Solid-state deuterium nuclear magnetic resonance of the methyl dynamics of poly(α-methylstyrene) and polymethylphenylsilane

Abstract

The methyl-d3 dynamics of two relatively similar polymers, poly(α-methylstyrene) (PAMS-d3) and polymethylphenylsilane (PMPS-d3), are investigated via deuterium NMR relaxation experiments. Our analysis of the relaxation data uses the entire solid-echo spectra to maximize the precision of the experiments with regard to the information available on the methyl dynamics. The analysis is novel in that it does not use Mx or M0 to fit the relaxation data. Additionally, the three-site symmetric jump model is shown to not have an observable azimuthal angular dependence for T1 relaxation.

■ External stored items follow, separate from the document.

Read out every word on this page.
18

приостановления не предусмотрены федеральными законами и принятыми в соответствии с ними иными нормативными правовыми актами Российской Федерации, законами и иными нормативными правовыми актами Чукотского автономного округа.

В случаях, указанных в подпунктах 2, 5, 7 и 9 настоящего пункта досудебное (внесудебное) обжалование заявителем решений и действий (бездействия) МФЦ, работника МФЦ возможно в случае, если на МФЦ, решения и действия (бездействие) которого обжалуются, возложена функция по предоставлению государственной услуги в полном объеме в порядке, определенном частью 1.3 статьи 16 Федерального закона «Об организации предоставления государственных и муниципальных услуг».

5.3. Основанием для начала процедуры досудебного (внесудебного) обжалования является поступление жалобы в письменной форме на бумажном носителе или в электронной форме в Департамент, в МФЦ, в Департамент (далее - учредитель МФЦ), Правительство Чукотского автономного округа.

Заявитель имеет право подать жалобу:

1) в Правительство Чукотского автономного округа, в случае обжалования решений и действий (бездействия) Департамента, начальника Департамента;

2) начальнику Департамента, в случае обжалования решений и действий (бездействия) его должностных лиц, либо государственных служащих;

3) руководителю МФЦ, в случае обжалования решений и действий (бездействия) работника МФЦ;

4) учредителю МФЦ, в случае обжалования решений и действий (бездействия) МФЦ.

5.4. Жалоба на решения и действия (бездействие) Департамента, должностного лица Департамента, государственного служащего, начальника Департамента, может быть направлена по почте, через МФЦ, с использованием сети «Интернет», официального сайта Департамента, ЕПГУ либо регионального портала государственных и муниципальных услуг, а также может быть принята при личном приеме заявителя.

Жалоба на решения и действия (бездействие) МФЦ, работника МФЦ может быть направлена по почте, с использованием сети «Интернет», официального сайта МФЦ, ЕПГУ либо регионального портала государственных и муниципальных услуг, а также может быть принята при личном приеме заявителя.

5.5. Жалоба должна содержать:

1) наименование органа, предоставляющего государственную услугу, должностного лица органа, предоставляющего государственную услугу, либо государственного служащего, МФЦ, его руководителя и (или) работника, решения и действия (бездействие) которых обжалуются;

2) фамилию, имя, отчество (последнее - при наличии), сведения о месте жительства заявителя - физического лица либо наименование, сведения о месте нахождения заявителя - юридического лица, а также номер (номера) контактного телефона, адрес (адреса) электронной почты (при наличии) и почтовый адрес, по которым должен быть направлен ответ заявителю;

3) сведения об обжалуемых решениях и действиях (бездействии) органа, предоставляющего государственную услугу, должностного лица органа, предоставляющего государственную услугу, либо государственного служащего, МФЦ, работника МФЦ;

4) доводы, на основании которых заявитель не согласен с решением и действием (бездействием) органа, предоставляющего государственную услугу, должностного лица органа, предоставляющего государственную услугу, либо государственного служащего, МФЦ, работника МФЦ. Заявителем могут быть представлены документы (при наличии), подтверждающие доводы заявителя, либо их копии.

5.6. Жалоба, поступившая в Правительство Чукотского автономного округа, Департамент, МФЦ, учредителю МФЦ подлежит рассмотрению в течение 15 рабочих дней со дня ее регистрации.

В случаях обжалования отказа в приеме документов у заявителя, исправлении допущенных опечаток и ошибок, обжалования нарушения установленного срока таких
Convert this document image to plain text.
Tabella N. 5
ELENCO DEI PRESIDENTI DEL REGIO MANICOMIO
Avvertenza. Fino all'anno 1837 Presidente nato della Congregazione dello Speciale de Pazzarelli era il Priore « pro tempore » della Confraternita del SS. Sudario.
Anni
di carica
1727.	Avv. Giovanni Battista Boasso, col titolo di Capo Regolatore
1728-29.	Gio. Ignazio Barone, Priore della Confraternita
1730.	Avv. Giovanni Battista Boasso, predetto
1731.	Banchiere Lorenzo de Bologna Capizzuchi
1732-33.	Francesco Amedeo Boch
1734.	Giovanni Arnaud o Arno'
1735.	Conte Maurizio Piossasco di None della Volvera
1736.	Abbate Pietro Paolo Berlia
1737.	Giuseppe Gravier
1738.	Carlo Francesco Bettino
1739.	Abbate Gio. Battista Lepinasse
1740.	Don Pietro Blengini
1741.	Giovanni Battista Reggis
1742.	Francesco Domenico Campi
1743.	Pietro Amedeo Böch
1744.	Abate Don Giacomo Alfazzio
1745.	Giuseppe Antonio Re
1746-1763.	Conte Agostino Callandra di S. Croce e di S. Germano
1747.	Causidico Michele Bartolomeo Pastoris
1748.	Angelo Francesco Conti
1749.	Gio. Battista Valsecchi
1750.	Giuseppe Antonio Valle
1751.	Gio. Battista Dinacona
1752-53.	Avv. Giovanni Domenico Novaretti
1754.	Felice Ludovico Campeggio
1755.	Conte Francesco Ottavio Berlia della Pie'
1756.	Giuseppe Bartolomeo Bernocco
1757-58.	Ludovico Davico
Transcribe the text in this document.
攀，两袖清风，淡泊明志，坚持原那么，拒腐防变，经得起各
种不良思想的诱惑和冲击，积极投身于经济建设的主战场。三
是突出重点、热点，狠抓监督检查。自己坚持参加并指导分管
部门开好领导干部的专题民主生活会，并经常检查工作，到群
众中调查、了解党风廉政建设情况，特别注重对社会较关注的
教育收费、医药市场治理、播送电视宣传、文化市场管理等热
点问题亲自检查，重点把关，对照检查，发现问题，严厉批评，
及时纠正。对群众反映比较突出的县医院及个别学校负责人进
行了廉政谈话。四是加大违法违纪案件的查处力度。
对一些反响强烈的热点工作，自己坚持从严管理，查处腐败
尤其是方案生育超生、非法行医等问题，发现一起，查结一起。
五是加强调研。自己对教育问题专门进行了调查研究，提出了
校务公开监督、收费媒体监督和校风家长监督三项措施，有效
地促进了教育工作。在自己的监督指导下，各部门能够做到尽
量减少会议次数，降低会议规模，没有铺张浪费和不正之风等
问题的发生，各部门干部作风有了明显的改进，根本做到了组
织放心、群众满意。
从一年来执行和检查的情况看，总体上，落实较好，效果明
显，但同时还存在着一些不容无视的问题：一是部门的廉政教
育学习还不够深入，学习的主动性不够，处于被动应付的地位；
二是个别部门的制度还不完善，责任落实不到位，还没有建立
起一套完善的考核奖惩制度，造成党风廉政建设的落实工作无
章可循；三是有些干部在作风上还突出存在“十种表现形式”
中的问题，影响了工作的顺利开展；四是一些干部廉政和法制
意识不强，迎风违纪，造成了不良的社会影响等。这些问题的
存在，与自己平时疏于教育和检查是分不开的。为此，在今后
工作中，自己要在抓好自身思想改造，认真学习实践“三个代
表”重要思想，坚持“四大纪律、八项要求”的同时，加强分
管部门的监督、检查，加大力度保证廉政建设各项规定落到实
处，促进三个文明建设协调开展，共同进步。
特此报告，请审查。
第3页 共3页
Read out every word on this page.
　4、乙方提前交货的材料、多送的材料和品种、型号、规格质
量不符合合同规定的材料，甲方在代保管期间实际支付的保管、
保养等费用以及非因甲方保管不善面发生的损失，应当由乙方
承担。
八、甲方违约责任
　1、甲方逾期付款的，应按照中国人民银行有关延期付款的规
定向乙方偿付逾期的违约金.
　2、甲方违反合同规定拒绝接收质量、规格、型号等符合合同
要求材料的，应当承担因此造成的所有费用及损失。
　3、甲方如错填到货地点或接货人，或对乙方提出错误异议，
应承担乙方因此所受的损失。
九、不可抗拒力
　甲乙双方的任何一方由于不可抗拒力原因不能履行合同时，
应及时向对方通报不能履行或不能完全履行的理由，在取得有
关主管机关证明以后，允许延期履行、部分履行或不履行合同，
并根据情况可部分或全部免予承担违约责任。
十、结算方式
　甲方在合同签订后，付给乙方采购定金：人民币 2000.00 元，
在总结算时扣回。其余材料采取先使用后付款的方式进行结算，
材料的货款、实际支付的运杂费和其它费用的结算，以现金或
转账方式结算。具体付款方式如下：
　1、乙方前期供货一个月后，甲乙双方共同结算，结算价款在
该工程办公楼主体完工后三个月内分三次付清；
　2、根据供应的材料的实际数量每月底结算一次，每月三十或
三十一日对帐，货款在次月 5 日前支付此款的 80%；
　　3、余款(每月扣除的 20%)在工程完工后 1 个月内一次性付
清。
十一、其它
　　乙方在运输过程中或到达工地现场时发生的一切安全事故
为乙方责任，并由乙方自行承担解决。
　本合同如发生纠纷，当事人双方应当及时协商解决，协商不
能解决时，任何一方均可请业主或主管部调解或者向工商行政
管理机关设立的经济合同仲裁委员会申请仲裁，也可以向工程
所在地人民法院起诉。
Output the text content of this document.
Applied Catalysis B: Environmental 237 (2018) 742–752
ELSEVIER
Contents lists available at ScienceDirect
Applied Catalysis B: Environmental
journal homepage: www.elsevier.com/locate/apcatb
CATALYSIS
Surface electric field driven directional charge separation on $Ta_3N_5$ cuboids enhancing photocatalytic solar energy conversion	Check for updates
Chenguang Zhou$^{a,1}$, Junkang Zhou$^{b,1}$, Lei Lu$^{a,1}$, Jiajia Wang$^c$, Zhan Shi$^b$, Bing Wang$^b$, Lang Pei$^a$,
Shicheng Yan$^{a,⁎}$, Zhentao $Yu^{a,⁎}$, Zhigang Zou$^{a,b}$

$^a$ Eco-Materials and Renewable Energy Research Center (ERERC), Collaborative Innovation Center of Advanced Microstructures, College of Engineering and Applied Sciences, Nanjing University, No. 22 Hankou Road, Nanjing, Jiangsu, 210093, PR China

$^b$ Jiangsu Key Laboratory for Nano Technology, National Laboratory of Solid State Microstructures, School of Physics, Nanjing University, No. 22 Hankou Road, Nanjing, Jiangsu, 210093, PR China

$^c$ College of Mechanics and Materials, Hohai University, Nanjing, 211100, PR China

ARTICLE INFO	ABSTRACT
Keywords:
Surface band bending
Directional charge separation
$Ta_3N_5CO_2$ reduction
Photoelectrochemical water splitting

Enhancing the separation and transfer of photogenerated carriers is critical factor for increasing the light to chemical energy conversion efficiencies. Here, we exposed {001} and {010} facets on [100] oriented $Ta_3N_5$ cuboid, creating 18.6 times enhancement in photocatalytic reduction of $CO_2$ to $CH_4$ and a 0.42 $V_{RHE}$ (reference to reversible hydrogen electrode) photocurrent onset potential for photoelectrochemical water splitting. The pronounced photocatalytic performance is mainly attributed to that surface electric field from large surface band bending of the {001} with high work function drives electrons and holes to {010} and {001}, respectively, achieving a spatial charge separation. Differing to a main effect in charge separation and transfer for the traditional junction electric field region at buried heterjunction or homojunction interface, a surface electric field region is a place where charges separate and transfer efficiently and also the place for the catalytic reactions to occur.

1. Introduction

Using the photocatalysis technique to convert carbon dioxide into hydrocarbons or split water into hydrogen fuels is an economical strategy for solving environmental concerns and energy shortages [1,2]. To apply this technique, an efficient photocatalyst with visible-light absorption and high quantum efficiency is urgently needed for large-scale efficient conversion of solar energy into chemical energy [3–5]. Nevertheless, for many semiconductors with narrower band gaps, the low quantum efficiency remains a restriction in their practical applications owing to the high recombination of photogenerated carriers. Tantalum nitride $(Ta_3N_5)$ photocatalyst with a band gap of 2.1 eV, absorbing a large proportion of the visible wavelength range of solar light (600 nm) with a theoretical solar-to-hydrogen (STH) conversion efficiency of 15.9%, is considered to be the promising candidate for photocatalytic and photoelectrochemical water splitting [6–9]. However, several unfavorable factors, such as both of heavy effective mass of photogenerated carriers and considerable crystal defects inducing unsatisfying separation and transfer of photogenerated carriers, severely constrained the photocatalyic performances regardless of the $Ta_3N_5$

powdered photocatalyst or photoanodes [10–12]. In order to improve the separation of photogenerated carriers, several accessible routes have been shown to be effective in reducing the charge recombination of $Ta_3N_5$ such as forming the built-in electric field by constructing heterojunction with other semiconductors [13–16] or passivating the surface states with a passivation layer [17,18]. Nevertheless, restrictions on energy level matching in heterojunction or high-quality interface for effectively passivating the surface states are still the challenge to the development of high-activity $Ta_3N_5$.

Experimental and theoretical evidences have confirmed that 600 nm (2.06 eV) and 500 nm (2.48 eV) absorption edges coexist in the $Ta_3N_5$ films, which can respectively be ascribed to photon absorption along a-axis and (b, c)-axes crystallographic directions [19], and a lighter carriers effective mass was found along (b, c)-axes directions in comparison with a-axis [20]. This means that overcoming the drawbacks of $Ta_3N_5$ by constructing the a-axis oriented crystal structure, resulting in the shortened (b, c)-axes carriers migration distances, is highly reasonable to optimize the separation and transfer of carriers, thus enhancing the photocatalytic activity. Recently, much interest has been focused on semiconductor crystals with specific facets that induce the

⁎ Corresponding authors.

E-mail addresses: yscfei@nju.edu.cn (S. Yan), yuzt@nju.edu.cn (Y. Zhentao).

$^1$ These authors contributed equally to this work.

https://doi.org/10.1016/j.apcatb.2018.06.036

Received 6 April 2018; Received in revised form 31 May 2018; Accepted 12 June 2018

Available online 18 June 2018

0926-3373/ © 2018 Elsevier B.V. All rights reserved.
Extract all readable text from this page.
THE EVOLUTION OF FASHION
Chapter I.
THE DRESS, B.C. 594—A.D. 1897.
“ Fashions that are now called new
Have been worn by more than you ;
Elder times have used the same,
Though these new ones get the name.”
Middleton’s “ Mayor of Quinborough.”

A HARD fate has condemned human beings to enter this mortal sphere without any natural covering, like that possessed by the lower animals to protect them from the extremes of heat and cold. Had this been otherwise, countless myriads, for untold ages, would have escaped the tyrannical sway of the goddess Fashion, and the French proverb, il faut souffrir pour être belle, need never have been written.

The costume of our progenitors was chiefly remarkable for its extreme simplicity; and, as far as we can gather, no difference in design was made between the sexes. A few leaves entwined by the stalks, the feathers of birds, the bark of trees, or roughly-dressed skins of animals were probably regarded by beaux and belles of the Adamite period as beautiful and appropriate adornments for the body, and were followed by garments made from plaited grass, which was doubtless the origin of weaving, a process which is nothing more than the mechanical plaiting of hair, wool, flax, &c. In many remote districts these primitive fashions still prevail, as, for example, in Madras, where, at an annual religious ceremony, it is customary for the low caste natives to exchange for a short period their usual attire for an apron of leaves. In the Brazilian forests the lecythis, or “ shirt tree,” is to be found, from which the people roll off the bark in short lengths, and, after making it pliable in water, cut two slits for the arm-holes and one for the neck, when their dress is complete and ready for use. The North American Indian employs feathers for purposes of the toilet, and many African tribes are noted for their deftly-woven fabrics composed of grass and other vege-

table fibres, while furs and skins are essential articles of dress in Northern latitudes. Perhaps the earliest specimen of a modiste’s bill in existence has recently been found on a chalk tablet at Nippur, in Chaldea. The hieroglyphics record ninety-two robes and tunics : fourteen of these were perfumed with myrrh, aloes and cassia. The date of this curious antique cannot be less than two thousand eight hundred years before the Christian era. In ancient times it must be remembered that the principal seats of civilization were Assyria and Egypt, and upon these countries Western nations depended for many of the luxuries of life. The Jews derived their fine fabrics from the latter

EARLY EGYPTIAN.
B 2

The methyl dynamics are quantified with τm, σ, and f which are the log-average correlation time, half-height full-width (base 10) of a log-normal distribution of reorientation rates, and the anisotropy of the relaxation, respectively. The anisotropy parameter, f, is based on a serial combination of the rotational diffusion and symmetric three-site jump reorientation of a methyl deuteron. This serial model coupled with a distribution of τc's has a minimal number of parameters that have physical meaning and quantify the observations of our relaxation data. Generally, at similar temperatures the methyl reorientation in PAMS-d3 is at least 100 times slower than that of PMPS-d3. For both polymers, both τm and a decrease with increasing temperature, resulting in activation energies of 12 and 5 kJ/mol for PAMS-d3 and PMPS-d3, respectively. Also, with increasing temperature a mechanistic change from three-site jump to rotational diffusion is observed and quantified. This information, along with that of other studies, suggests that the PAMS-d3 methyls have highly restrictive environments that may be closely coupled to phenyl-ring reorientation. © 2000 American Institute of Physics.